Des représentants de plusieurs ONG européennes, dont les Amis de la Terre France et Europe, Campagna per la Riforma de la Banca Mondiale et CEE Bankwatch, se rendront au Kazakhstan du 4 au 13 septembre afin de suivre sur place le développement du méga-projet pétrolier Kashagan.


Situé en bordure de la mer Caspienne, à l’extrême ouest du Kazakhstan, le gisement de Kashagan est considéré comme l’une des plus grosses découvertes pétrolières de ces dernières décennies. Les enjeux économiques sont faramineux, aussi bien pour les autorités kazakhes que pour les grandes puissances occidentales, ou les compagnies impliquées dans le projet (dont Exxon, Shell, Total et ENI, également opérateur du projet). La nature très particulière du pétrole et de la géographie du gisement offshore (faible profondeur, climat très froid durant l’hiver) présente toutefois des risques très importants pour l’écosystème très fragile de la Mer Caspienne.

Présentes sur place du 4 au 13 septembre, les ONG mettront à profit leur mission pour évaluer les impacts environnementaux et sociaux avérés et potentiels du projet, dont le démarrage n’est pourtant prévu qu’en 2010. Des contacts seront également établis avec la société civile locale et avec les compagnies pétrolières présentes sur place, actuellement accusées par les autorités kazakhes de violer la législation environnementale en vigueur.

Toutefois Gwenael Wasse, chargé de la campagne Responsabilité sociale et environnementale des entreprises aux Amis de la Terre, est dubitatif : « Malgré nos demandes répétées de rendez-vous, ENI, opérateur du projet, refuse pour l’instant de nous recevoir cette semaine à Atyrau, se contentant d’affirmer que les accusations des autorités kazakhes sont infondées.

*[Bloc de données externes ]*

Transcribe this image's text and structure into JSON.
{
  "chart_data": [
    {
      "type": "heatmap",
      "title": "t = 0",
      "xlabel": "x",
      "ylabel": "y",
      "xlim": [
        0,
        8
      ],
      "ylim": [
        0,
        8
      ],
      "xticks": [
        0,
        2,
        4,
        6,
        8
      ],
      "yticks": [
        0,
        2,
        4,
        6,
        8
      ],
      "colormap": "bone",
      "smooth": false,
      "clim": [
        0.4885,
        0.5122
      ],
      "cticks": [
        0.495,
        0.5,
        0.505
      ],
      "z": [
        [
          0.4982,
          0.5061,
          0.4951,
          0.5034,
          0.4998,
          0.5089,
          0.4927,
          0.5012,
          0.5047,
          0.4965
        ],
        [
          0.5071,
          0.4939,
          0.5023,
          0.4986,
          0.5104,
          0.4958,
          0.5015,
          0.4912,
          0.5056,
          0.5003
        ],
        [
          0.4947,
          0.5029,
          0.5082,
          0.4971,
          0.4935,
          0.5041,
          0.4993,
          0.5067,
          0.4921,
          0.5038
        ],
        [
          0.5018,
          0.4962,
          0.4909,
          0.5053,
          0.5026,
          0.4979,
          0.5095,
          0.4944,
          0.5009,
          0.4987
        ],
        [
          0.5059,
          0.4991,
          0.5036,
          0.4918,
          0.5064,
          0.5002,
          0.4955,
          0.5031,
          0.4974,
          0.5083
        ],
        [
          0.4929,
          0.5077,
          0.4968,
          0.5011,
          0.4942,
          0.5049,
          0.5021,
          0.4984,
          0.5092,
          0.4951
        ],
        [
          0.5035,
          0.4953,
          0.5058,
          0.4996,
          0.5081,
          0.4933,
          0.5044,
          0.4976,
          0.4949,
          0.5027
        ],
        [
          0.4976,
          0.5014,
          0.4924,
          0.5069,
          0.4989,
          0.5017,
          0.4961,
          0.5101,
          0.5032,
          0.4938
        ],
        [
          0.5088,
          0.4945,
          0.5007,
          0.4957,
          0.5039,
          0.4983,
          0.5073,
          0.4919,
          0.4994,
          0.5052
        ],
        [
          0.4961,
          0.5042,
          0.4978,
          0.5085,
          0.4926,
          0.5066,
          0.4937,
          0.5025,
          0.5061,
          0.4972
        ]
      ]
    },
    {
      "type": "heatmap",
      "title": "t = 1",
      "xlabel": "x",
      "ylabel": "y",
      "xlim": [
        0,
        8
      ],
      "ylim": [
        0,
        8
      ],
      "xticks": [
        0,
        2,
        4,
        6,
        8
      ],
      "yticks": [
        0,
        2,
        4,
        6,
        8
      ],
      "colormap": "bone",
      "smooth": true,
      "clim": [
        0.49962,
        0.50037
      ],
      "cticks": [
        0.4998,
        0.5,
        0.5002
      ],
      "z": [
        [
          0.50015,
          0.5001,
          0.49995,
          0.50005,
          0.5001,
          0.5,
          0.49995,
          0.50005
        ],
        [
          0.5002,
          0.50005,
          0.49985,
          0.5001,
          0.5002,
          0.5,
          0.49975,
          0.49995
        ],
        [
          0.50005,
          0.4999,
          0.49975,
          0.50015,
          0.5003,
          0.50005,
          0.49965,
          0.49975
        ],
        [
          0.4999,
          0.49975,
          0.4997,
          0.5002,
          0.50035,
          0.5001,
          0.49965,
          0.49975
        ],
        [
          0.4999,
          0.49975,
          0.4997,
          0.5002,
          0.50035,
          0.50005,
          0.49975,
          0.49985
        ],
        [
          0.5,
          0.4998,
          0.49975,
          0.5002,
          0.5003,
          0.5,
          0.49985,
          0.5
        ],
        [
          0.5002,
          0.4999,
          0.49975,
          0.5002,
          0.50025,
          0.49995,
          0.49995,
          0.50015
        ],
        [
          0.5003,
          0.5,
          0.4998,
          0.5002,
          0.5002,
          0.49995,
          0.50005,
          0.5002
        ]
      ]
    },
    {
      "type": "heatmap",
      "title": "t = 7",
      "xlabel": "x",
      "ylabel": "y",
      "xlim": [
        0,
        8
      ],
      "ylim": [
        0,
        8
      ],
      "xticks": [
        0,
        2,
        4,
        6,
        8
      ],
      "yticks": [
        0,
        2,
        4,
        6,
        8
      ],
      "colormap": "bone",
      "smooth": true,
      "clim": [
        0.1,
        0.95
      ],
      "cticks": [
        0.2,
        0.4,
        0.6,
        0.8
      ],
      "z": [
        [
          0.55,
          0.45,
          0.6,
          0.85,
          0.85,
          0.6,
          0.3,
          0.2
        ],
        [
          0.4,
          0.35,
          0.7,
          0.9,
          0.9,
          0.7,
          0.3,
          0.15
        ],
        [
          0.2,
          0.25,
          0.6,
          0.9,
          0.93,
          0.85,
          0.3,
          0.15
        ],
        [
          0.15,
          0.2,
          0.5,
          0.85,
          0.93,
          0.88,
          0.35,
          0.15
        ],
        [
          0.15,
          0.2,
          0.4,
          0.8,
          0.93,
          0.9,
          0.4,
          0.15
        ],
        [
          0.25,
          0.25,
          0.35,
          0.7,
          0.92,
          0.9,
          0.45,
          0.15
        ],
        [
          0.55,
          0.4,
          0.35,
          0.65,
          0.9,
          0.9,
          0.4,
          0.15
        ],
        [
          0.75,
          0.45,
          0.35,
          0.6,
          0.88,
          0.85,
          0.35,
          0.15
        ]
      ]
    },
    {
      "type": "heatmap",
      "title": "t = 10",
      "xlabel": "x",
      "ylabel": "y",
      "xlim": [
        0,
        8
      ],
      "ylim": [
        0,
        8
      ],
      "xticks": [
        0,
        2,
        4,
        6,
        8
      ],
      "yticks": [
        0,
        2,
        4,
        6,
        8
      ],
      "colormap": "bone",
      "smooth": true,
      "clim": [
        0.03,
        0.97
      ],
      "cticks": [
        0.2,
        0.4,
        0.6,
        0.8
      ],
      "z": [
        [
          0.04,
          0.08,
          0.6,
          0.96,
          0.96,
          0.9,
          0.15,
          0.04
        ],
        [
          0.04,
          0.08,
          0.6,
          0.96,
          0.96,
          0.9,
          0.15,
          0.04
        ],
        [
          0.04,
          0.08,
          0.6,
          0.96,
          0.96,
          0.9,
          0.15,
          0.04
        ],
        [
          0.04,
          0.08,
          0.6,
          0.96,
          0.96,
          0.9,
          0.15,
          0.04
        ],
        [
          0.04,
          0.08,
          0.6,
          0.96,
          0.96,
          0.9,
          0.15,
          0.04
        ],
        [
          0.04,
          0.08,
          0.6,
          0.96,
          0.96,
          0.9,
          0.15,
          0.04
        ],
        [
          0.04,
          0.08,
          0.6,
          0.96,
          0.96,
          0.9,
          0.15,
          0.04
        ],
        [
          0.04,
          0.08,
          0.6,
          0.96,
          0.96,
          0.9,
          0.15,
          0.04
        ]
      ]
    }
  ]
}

Notre visite constitue pourtant une occasion pour eux de le prouver ; cette attitude n’est pas positive pour l’image du consortium ! ».

Alors que l’Union européenne vient de déclarer publiquement son soutien aux compagnies pétrolières, et que Romano Prodi doit se rendre au Kazakhstan début octobre, Gwenael Wasse ajoute : « Il ne s’agit pas de prendre partie pour l’un ou l’autre des protagonistes de ce projet très politique, mais de constater de visu la réalité des faits. Si nous estimons que des fautes sont avérées, nous le ferons savoir ».